To be fair, Mr Bean’s Holiday is not breaking any new ground, we get the same old Bean in the same old series of misunderstandings and mistaken identities as he falls ass backwards from one comically unintentional set-up to the other. After winning a church raffle, Bean departs for a holiday in Cannes, France. On the train trip though his desire to get the perfect shot of him boarding the train results in a Russian film director missing the same train with his son already aboard.
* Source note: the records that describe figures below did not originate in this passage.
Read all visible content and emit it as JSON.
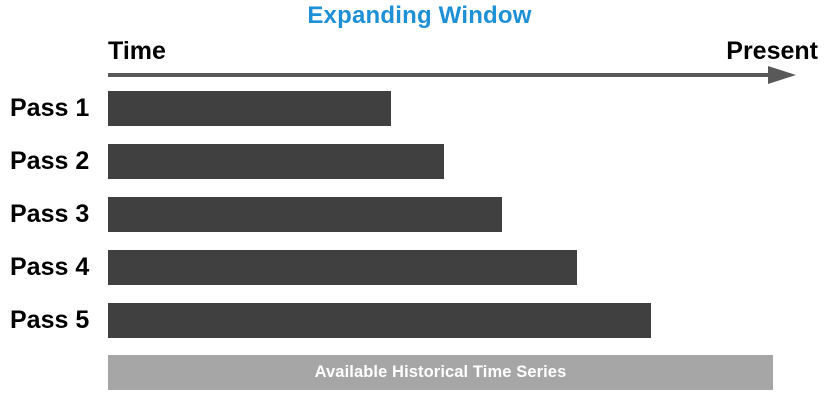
{
  "title": "Expanding Window",
  "axis": {
    "left_label": "Time",
    "right_label": "Present"
  },
  "passes": [
    {
      "label": "Pass 1",
      "extent": 0.425
    },
    {
      "label": "Pass 2",
      "extent": 0.506
    },
    {
      "label": "Pass 3",
      "extent": 0.592
    },
    {
      "label": "Pass 4",
      "extent": 0.705
    },
    {
      "label": "Pass 5",
      "extent": 0.817
    }
  ],
  "history": {
    "label": "Available Historical Time Series"
  },
  "colors": {
    "title": "#1e90d6",
    "arrow": "#595959",
    "pass_bar": "#404040",
    "history_bar": "#a6a6a6"
  }
}
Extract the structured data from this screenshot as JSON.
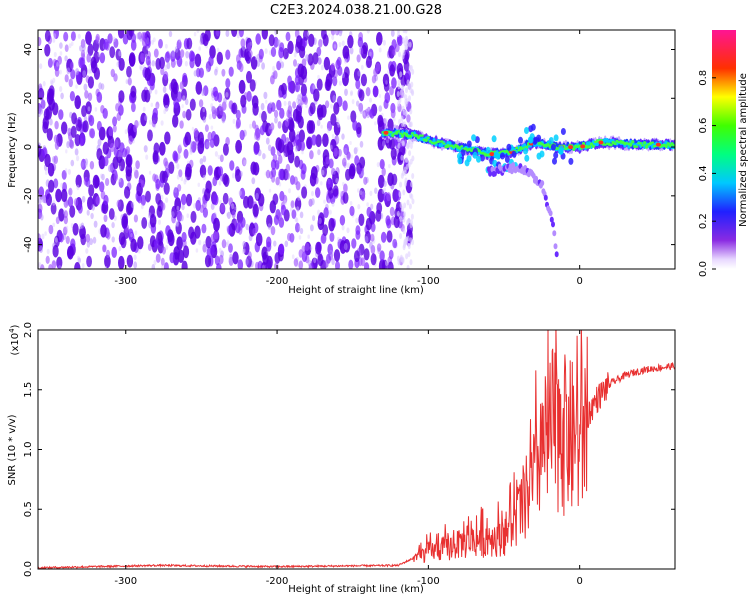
{
  "title": "C2E3.2024.038.21.00.G28",
  "chart_data": [
    {
      "type": "heatmap",
      "xlabel": "Height of straight line (km)",
      "ylabel": "Frequency (Hz)",
      "xlim": [
        -358,
        63
      ],
      "ylim": [
        -50,
        48
      ],
      "xticks": [
        -300,
        -200,
        -100,
        0
      ],
      "yticks": [
        -40,
        -20,
        0,
        20,
        40
      ],
      "grid": false,
      "colorbar": {
        "label": "Normalized spectral amplitude",
        "range": [
          0,
          1
        ],
        "ticks": [
          "0.0",
          "0.2",
          "0.4",
          "0.6",
          "0.8"
        ],
        "colormap": "rainbow (white-violet-blue-cyan-green-yellow-red-magenta)"
      },
      "noise_region_x": [
        -358,
        -120
      ],
      "ridge": [
        {
          "x": -130,
          "y": 6
        },
        {
          "x": -110,
          "y": 5
        },
        {
          "x": -95,
          "y": 2
        },
        {
          "x": -80,
          "y": 0
        },
        {
          "x": -60,
          "y": -3
        },
        {
          "x": -45,
          "y": -2
        },
        {
          "x": -30,
          "y": 2
        },
        {
          "x": -15,
          "y": 0
        },
        {
          "x": 0,
          "y": 0
        },
        {
          "x": 15,
          "y": 2
        },
        {
          "x": 40,
          "y": 1
        },
        {
          "x": 63,
          "y": 1
        }
      ],
      "branch": [
        {
          "x": -60,
          "y": -10
        },
        {
          "x": -40,
          "y": -8
        },
        {
          "x": -25,
          "y": -15
        },
        {
          "x": -18,
          "y": -30
        },
        {
          "x": -15,
          "y": -45
        }
      ]
    },
    {
      "type": "line",
      "xlabel": "Height of straight line (km)",
      "ylabel": "SNR (10 * v/v)",
      "y_multiplier": "(x10",
      "y_multiplier_exp": "4",
      "xlim": [
        -358,
        63
      ],
      "ylim": [
        0,
        2.0
      ],
      "xticks": [
        -300,
        -200,
        -100,
        0
      ],
      "yticks": [
        "0.0",
        "0.5",
        "1.0",
        "1.5",
        "2.0"
      ],
      "grid": false,
      "series": [
        {
          "color": "#e83030",
          "x": [
            -358,
            -280,
            -200,
            -120,
            -100,
            -70,
            -50,
            -40,
            -30,
            -20,
            -15,
            -10,
            0,
            10,
            20,
            30,
            40,
            50,
            63
          ],
          "y": [
            0.01,
            0.03,
            0.02,
            0.03,
            0.15,
            0.25,
            0.3,
            0.5,
            0.8,
            1.2,
            1.3,
            1.2,
            1.15,
            1.4,
            1.55,
            1.62,
            1.66,
            1.68,
            1.7
          ]
        }
      ]
    }
  ]
}
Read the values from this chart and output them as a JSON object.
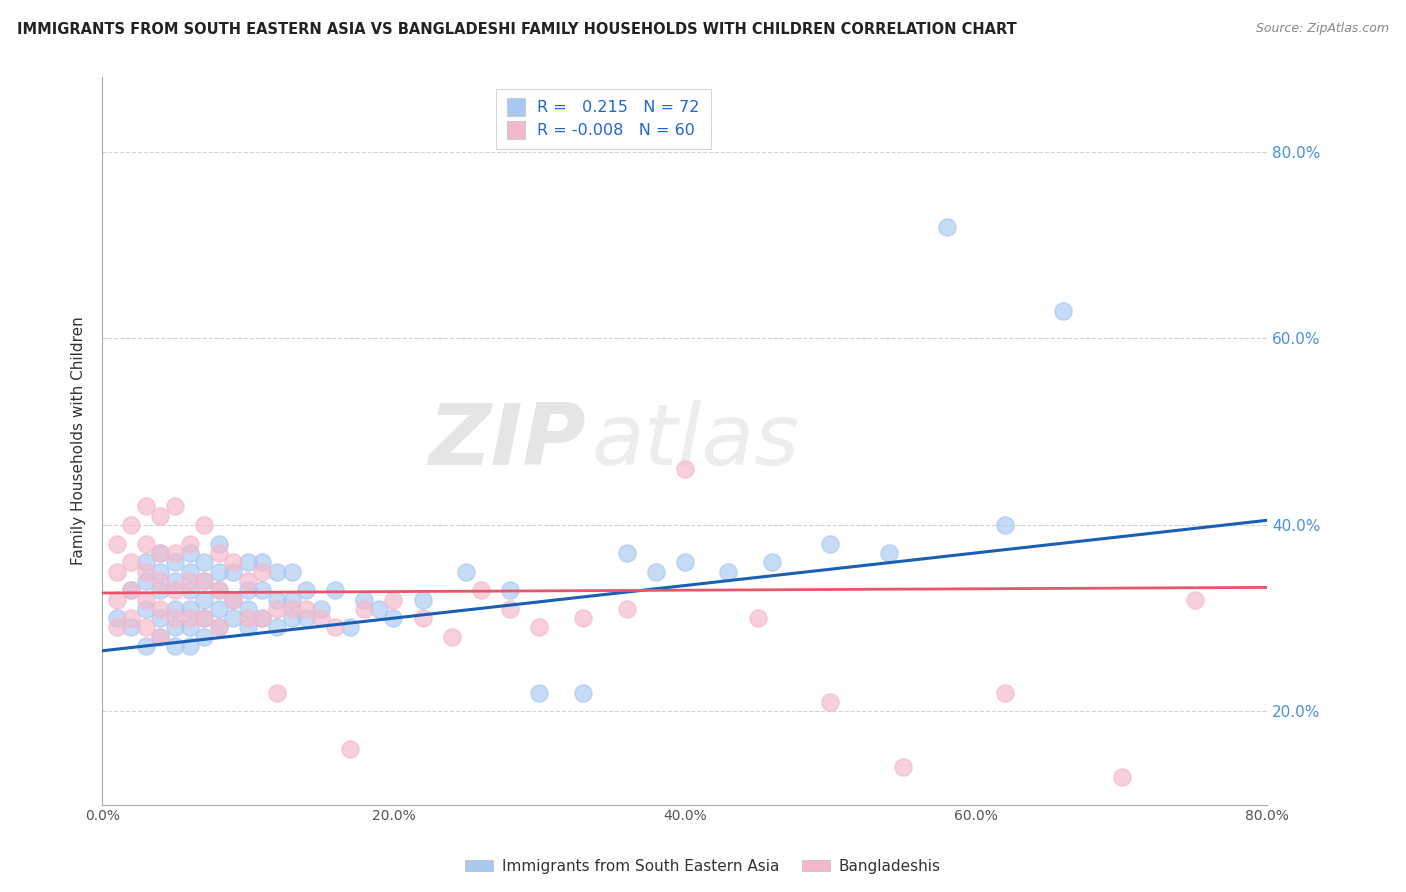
{
  "title": "IMMIGRANTS FROM SOUTH EASTERN ASIA VS BANGLADESHI FAMILY HOUSEHOLDS WITH CHILDREN CORRELATION CHART",
  "source": "Source: ZipAtlas.com",
  "ylabel": "Family Households with Children",
  "xlim": [
    0.0,
    0.8
  ],
  "ylim": [
    0.1,
    0.88
  ],
  "legend_r1": "0.215",
  "legend_n1": "72",
  "legend_r2": "-0.008",
  "legend_n2": "60",
  "blue_color": "#a8c8f0",
  "pink_color": "#f5b8cb",
  "line_blue": "#1a5fb4",
  "line_pink": "#e8556a",
  "legend_text_color": "#2266cc",
  "watermark_zip": "ZIP",
  "watermark_atlas": "atlas",
  "blue_scatter_x": [
    0.01,
    0.02,
    0.02,
    0.03,
    0.03,
    0.03,
    0.03,
    0.04,
    0.04,
    0.04,
    0.04,
    0.04,
    0.05,
    0.05,
    0.05,
    0.05,
    0.05,
    0.06,
    0.06,
    0.06,
    0.06,
    0.06,
    0.06,
    0.07,
    0.07,
    0.07,
    0.07,
    0.07,
    0.08,
    0.08,
    0.08,
    0.08,
    0.08,
    0.09,
    0.09,
    0.09,
    0.1,
    0.1,
    0.1,
    0.1,
    0.11,
    0.11,
    0.11,
    0.12,
    0.12,
    0.12,
    0.13,
    0.13,
    0.13,
    0.14,
    0.14,
    0.15,
    0.16,
    0.17,
    0.18,
    0.19,
    0.2,
    0.22,
    0.25,
    0.28,
    0.3,
    0.33,
    0.36,
    0.38,
    0.4,
    0.43,
    0.46,
    0.5,
    0.54,
    0.58,
    0.62,
    0.66
  ],
  "blue_scatter_y": [
    0.3,
    0.29,
    0.33,
    0.27,
    0.31,
    0.34,
    0.36,
    0.28,
    0.3,
    0.33,
    0.35,
    0.37,
    0.27,
    0.29,
    0.31,
    0.34,
    0.36,
    0.27,
    0.29,
    0.31,
    0.33,
    0.35,
    0.37,
    0.28,
    0.3,
    0.32,
    0.34,
    0.36,
    0.29,
    0.31,
    0.33,
    0.35,
    0.38,
    0.3,
    0.32,
    0.35,
    0.29,
    0.31,
    0.33,
    0.36,
    0.3,
    0.33,
    0.36,
    0.29,
    0.32,
    0.35,
    0.3,
    0.32,
    0.35,
    0.3,
    0.33,
    0.31,
    0.33,
    0.29,
    0.32,
    0.31,
    0.3,
    0.32,
    0.35,
    0.33,
    0.22,
    0.22,
    0.37,
    0.35,
    0.36,
    0.35,
    0.36,
    0.38,
    0.37,
    0.72,
    0.4,
    0.63
  ],
  "pink_scatter_x": [
    0.01,
    0.01,
    0.01,
    0.01,
    0.02,
    0.02,
    0.02,
    0.02,
    0.03,
    0.03,
    0.03,
    0.03,
    0.03,
    0.04,
    0.04,
    0.04,
    0.04,
    0.04,
    0.05,
    0.05,
    0.05,
    0.05,
    0.06,
    0.06,
    0.06,
    0.07,
    0.07,
    0.07,
    0.08,
    0.08,
    0.08,
    0.09,
    0.09,
    0.1,
    0.1,
    0.11,
    0.11,
    0.12,
    0.12,
    0.13,
    0.14,
    0.15,
    0.16,
    0.17,
    0.18,
    0.2,
    0.22,
    0.24,
    0.26,
    0.28,
    0.3,
    0.33,
    0.36,
    0.4,
    0.45,
    0.5,
    0.55,
    0.62,
    0.7,
    0.75
  ],
  "pink_scatter_y": [
    0.29,
    0.32,
    0.35,
    0.38,
    0.3,
    0.33,
    0.36,
    0.4,
    0.29,
    0.32,
    0.35,
    0.38,
    0.42,
    0.28,
    0.31,
    0.34,
    0.37,
    0.41,
    0.3,
    0.33,
    0.37,
    0.42,
    0.3,
    0.34,
    0.38,
    0.3,
    0.34,
    0.4,
    0.29,
    0.33,
    0.37,
    0.32,
    0.36,
    0.3,
    0.34,
    0.3,
    0.35,
    0.31,
    0.22,
    0.31,
    0.31,
    0.3,
    0.29,
    0.16,
    0.31,
    0.32,
    0.3,
    0.28,
    0.33,
    0.31,
    0.29,
    0.3,
    0.31,
    0.46,
    0.3,
    0.21,
    0.14,
    0.22,
    0.13,
    0.32
  ]
}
Bean takes it upon himself to return the boy to his father despite his, as Mr Burns would say, incompetent bafoonery, including making a powerful enemy in Willem Dafoe, I mean Carson Clay.
Of course, like any movie based on a series of shorts or sketches, Mr Bean’s Holiday feels like a series of vignettes sewn together by a common narrative. The episode structure is nice as we follow Bean from adventure to adventure, but it’s just not overly ambitious is it? Atkinson still hits it out of the park though. And while I know that others will say that Bean is not Atkinson’s best creation (Black Adder is the correct answer by the way), he’s still a stunning example of silent comedy. Put him in soundless, black & white film with a piano soundtrack and the point still gets across.
So Bean’s not original, so what? I had a good time and I laughed a lot. Bean still works and if you’re a Bean fan from ages past then I’m sure you’ll enjoy it too.